Die erste Idee, einen Film über die Dresdner Elektroszene zu machen, kam ihm 2010, als er bemerkte, dass sich bereits eine neue Generation von Musikern und Partycrews in der Stadt formiert hatte, die zwar an früheres anschloss, aber auch ganz neue Impulse und Arbeitsweisen mitbrachte. „Da ist mir bewusst geworden, dass Dresden dahingehend schon etwas zu bieten hat und dass die Szene schon sehr besonders ist im Gegensatz zu anderen Städten. Es sollte zunächst ein Gegenwartsfilm werden, hat sich dann aber eher in eine historische Richtung entwickelt.“ Nachdem die erste Idee zu dem Film zwei Jahre reifen musste, hat Schlaack den No-Budget-Film über vier Jahre hinweg zu größten Teilen eigenständig in seiner Freizeit produziert. Das hätte aber vor allem auch den Grund gehabt, dass es in Dresden ziemlich schwierig ist, spontan eine Filmcrew zusammenzustellen, zumal für unbezahlte Herzensprojekte. Von der hiesigen Filmszene wünscht er sich daher, dass sie ein bisschen näher zusammenrückt und auch mal gemeinsam größere Projekte zusammen anstößt. In anderen Städten gehe das doch auch.

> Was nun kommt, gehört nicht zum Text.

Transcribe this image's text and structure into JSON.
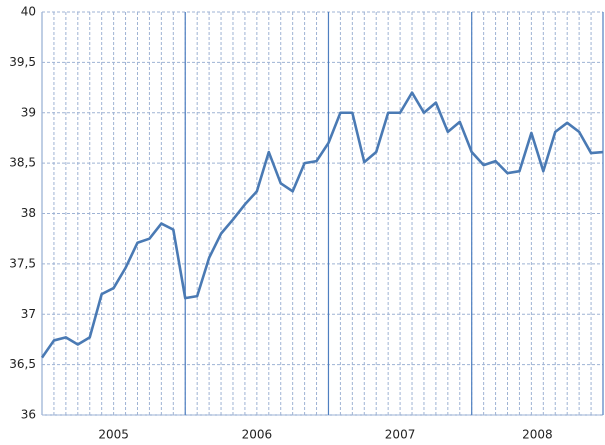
{
  "chart_data": {
    "type": "line",
    "year_labels": [
      "2005",
      "2006",
      "2007",
      "2008"
    ],
    "series": [
      {
        "color": "#4a7ab4",
        "values": [
          36.57,
          36.74,
          36.77,
          36.7,
          36.77,
          37.2,
          37.26,
          37.46,
          37.71,
          37.75,
          37.9,
          37.84,
          37.16,
          37.18,
          37.56,
          37.8,
          37.94,
          38.09,
          38.22,
          38.61,
          38.3,
          38.22,
          38.5,
          38.52,
          38.7,
          39.0,
          39.0,
          38.51,
          38.61,
          39.0,
          39.0,
          39.2,
          39.0,
          39.1,
          38.81,
          38.91,
          38.61,
          38.48,
          38.52,
          38.4,
          38.42,
          38.8,
          38.42,
          38.81,
          38.9,
          38.81,
          38.6,
          38.61
        ]
      }
    ],
    "ylim": [
      36,
      40
    ],
    "yticks": [
      36,
      {
        "value": 36.5,
        "label": "36,5"
      },
      37,
      {
        "value": 37.5,
        "label": "37,5"
      },
      38,
      {
        "value": 38.5,
        "label": "38,5"
      },
      39,
      {
        "value": 39.5,
        "label": "39,5"
      },
      40
    ],
    "grid": true
  }
}
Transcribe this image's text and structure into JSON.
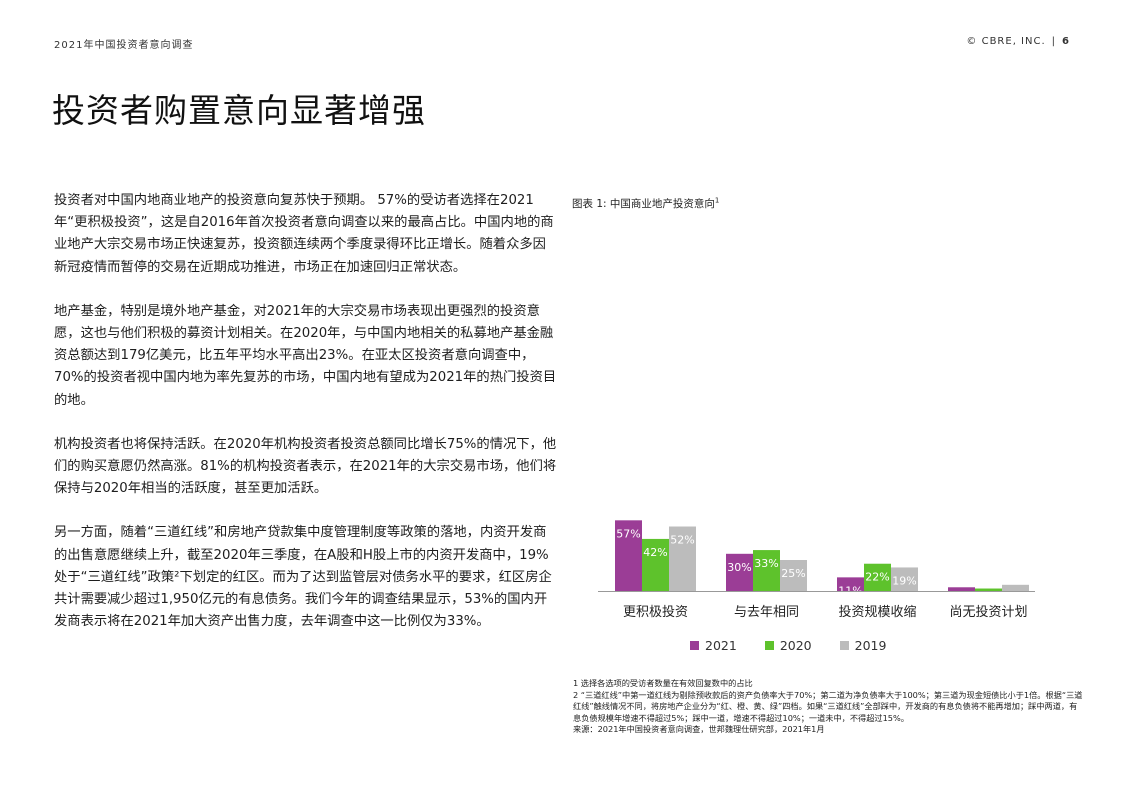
{
  "header": {
    "report_name": "2021年中国投资者意向调查",
    "copyright": "© CBRE, INC.",
    "separator": "|",
    "page_number": "6"
  },
  "title": "投资者购置意向显著增强",
  "paragraphs": [
    "投资者对中国内地商业地产的投资意向复苏快于预期。 57%的受访者选择在2021年“更积极投资”，这是自2016年首次投资者意向调查以来的最高占比。中国内地的商业地产大宗交易市场正快速复苏，投资额连续两个季度录得环比正增长。随着众多因新冠疫情而暂停的交易在近期成功推进，市场正在加速回归正常状态。",
    "地产基金，特别是境外地产基金，对2021年的大宗交易市场表现出更强烈的投资意愿，这也与他们积极的募资计划相关。在2020年，与中国内地相关的私募地产基金融资总额达到179亿美元，比五年平均水平高出23%。在亚太区投资者意向调查中，70%的投资者视中国内地为率先复苏的市场，中国内地有望成为2021年的热门投资目的地。",
    "机构投资者也将保持活跃。在2020年机构投资者投资总额同比增长75%的情况下，他们的购买意愿仍然高涨。81%的机构投资者表示，在2021年的大宗交易市场，他们将保持与2020年相当的活跃度，甚至更加活跃。",
    "另一方面，随着“三道红线”和房地产贷款集中度管理制度等政策的落地，内资开发商的出售意愿继续上升，截至2020年三季度，在A股和H股上市的内资开发商中，19%处于“三道红线”政策²下划定的红区。而为了达到监管层对债务水平的要求，红区房企共计需要减少超过1,950亿元的有息债务。我们今年的调查结果显示，53%的国内开发商表示将在2021年加大资产出售力度，去年调查中这一比例仅为33%。"
  ],
  "chart_title": "图表 1:  中国商业地产投资意向",
  "chart_title_sup": "1",
  "chart_data": {
    "type": "bar",
    "title": "图表 1:  中国商业地产投资意向",
    "categories": [
      "更积极投资",
      "与去年相同",
      "投资规模收缩",
      "尚无投资计划"
    ],
    "series": [
      {
        "name": "2021",
        "color": "#9b3d96",
        "values": [
          57,
          30,
          11,
          3
        ]
      },
      {
        "name": "2020",
        "color": "#5ec22c",
        "values": [
          42,
          33,
          22,
          2
        ]
      },
      {
        "name": "2019",
        "color": "#bcbcbc",
        "values": [
          52,
          25,
          19,
          5
        ]
      }
    ],
    "value_suffix": "%",
    "ylim": [
      0,
      60
    ],
    "grid": false,
    "legend_position": "bottom"
  },
  "footnotes": [
    "1 选择各选项的受访者数量在有效回复数中的占比",
    "2 “三道红线”中第一道红线为剔除预收款后的资产负债率大于70%；第二道为净负债率大于100%；第三道为现金短债比小于1倍。根据“三道红线”触线情况不同，将房地产企业分为“红、橙、黄、绿”四档。如果“三道红线”全部踩中，开发商的有息负债将不能再增加；踩中两道，有息负债规模年增速不得超过5%；踩中一道，增速不得超过10%；一道未中，不得超过15%。",
    "来源：2021年中国投资者意向调查，世邦魏理仕研究部，2021年1月"
  ]
}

Diese Skepsis auf der einen Seite, ein sehr familiärer Umgang auf der anderen Seite, sieht Schlaack mittlerweile als dresdentypisches Phänomen, das er als „Talmentalität“ bezeichnet. Das sei auch gar nicht negativ gemeint. Diese Stadt lebe von seinen Kontrasten und Spannungsfeldern, die eine vielfältige Stadtgesellschaft mit sich bringe, zugleich ist diese aber überschaubar und auch ein bisschen provinziell, was einen gewissen Reiz ausübe – auch auf die Underground-Szene. Diese Faszination will der Kameramann gerne in einem Dokumentarfilm festhalten und wird daher vielleicht den Ausgangspunkt für sein nächstes Projekt bilden.